In mid-August, U.S. Air Force General Tom Masiello shook hands with UAF’s Brian Rogers and Bob McCoy, transferring the powerful upper-atmosphere research facility from the military to the university.
You may have heard of HAARP.
Nick Begich wrote a book about it. Jesse Ventura tried to bully his way past the Gakona gate during a TV episode of Conspiracy Theory. Muse recorded a live album, HAARP, at Wembley Stadium from a stage filled with antennas meant to resemble those standing on a gravel pad off the Tok Cutoff Road.
The science-fiction assertions of caribou walking backwards, human mind control and HAARP’s ability to change the weather have made researchers wince. It’s hard to describe a complicated instrument that sends invisible energy into a zone no one can see.
HAARP is a group of high-frequency radio transmitters powered by four diesel tugboat generators and one from a locomotive. The transmitters send a focused beam of radio-wave energy into the aurora zone. There, that energy can stimulate a speck of the electrical sun-Earth connection about 100 miles above our heads.
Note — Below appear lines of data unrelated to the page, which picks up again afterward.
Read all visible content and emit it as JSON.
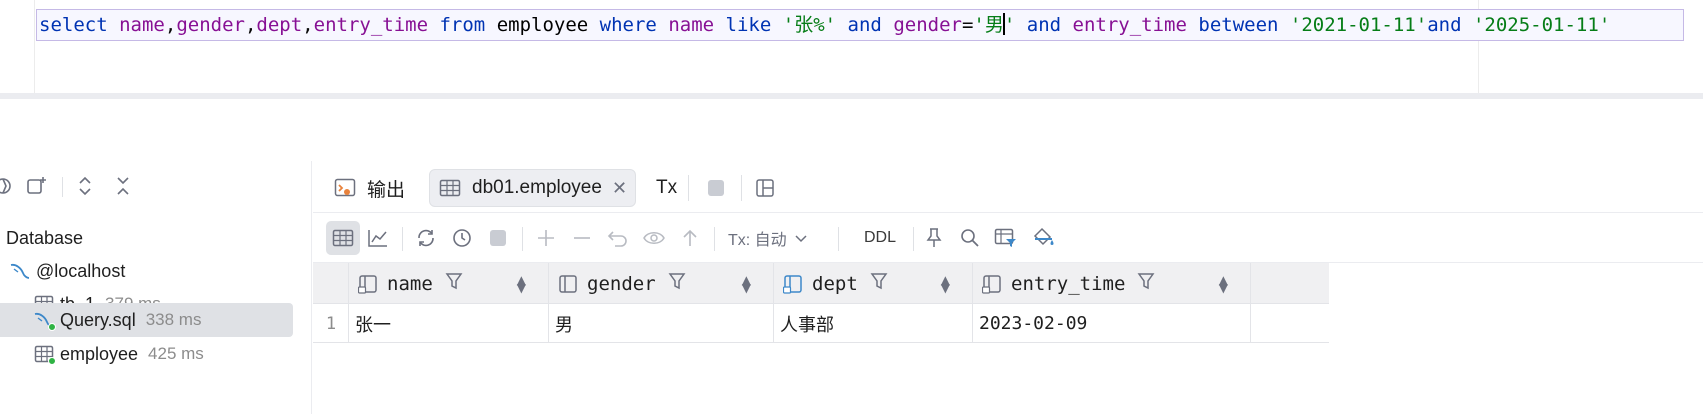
{
  "editor": {
    "tokens": [
      {
        "t": "select",
        "c": "kw"
      },
      {
        "t": " ",
        "c": "op"
      },
      {
        "t": "name",
        "c": "col"
      },
      {
        "t": ",",
        "c": "op"
      },
      {
        "t": "gender",
        "c": "col"
      },
      {
        "t": ",",
        "c": "op"
      },
      {
        "t": "dept",
        "c": "col"
      },
      {
        "t": ",",
        "c": "op"
      },
      {
        "t": "entry_time",
        "c": "col"
      },
      {
        "t": " ",
        "c": "op"
      },
      {
        "t": "from",
        "c": "kw"
      },
      {
        "t": " ",
        "c": "op"
      },
      {
        "t": "employee",
        "c": "tbl"
      },
      {
        "t": " ",
        "c": "op"
      },
      {
        "t": "where",
        "c": "kw"
      },
      {
        "t": " ",
        "c": "op"
      },
      {
        "t": "name",
        "c": "col"
      },
      {
        "t": " ",
        "c": "op"
      },
      {
        "t": "like",
        "c": "kw"
      },
      {
        "t": " ",
        "c": "op"
      },
      {
        "t": "'张%'",
        "c": "str"
      },
      {
        "t": " ",
        "c": "op"
      },
      {
        "t": "and",
        "c": "kw"
      },
      {
        "t": " ",
        "c": "op"
      },
      {
        "t": "gender",
        "c": "col"
      },
      {
        "t": "=",
        "c": "op"
      },
      {
        "t": "'男",
        "c": "str"
      },
      {
        "t": "|caret|",
        "c": "caret"
      },
      {
        "t": "'",
        "c": "str"
      },
      {
        "t": " ",
        "c": "op"
      },
      {
        "t": "and",
        "c": "kw"
      },
      {
        "t": " ",
        "c": "op"
      },
      {
        "t": "entry_time",
        "c": "col"
      },
      {
        "t": " ",
        "c": "op"
      },
      {
        "t": "between",
        "c": "kw"
      },
      {
        "t": " ",
        "c": "op"
      },
      {
        "t": "'2021-01-11'",
        "c": "str"
      },
      {
        "t": "and",
        "c": "kw"
      },
      {
        "t": " ",
        "c": "op"
      },
      {
        "t": "'2025-01-11'",
        "c": "str"
      }
    ]
  },
  "left_panel": {
    "root_label": "Database",
    "items": [
      {
        "label": "@localhost",
        "ms": "",
        "icon": "mysql-icon"
      },
      {
        "label": "tb_1",
        "ms": "379 ms",
        "icon": "table-icon"
      },
      {
        "label": "Query.sql",
        "ms": "338 ms",
        "icon": "mysql-icon"
      },
      {
        "label": "employee",
        "ms": "425 ms",
        "icon": "table-icon"
      }
    ]
  },
  "tabs": {
    "output_label": "输出",
    "active_tab_label": "db01.employee",
    "tx_label": "Tx"
  },
  "grid_toolbar": {
    "tx_mode": "Tx: 自动",
    "ddl_label": "DDL"
  },
  "grid": {
    "columns": [
      "name",
      "gender",
      "dept",
      "entry_time"
    ],
    "rows": [
      {
        "num": "1",
        "cells": [
          "张一",
          "男",
          "人事部",
          "2023-02-09"
        ]
      }
    ]
  },
  "colors": {
    "keyword": "#0033b3",
    "column": "#871094",
    "string": "#067d17",
    "selection_bg": "#dfe1e5"
  }
}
Why did university higher-ups swing the door back open for the conspiracy theorists? Why not let HAARP go quietly back to boreal forest?
“Even though it’s esoteric and hard to understand, it’s the best,” said Bob McCoy, head of UAF’s Geophysical Institute, which now has the keys to the complex, located off mile 11.3 of the Tok Cutoff Road.
The facility is the best tool to study a region above Earth we know little about, McCoy said. Of three such ionospheric heaters in the world – in Norway, Russia and soon-to-be in Puerto Rico – HAARP is the “most powerful and agile of the three,” according to Craig Heinselman, director of the facility in Norway.
At an interview in his office on the UAF campus, McCoy said meetings with others in the space physics community convinced him HAARP was worth saving. During a 2013 workshop with potential users who study the shell of ionized plasma that coats the planet from 40 to 600 miles over our heads, researchers said they would use HAARP if the university took it over.
“(With HAARP), it is now possible to conduct controlled experiments, versus simply watching and waiting for the sun to perturb space and attempting to learn from studying its response,” Herbert Carlson of Utah State University said during the workshop.
What’s to be gained from perturbing space? The ionosphere carries satellite and radio signals that are disturbed during solar storms.
“With heat, we can create a disturbance and watch how quickly it dissipates,” said Bill Bristow, a space physicist and the Geophysical Institute’s point man on HAARP. “We can generate irregularities to test the effects on satellite to ground radio systems. We don’t have to wait for Mother Nature to generate conditions.”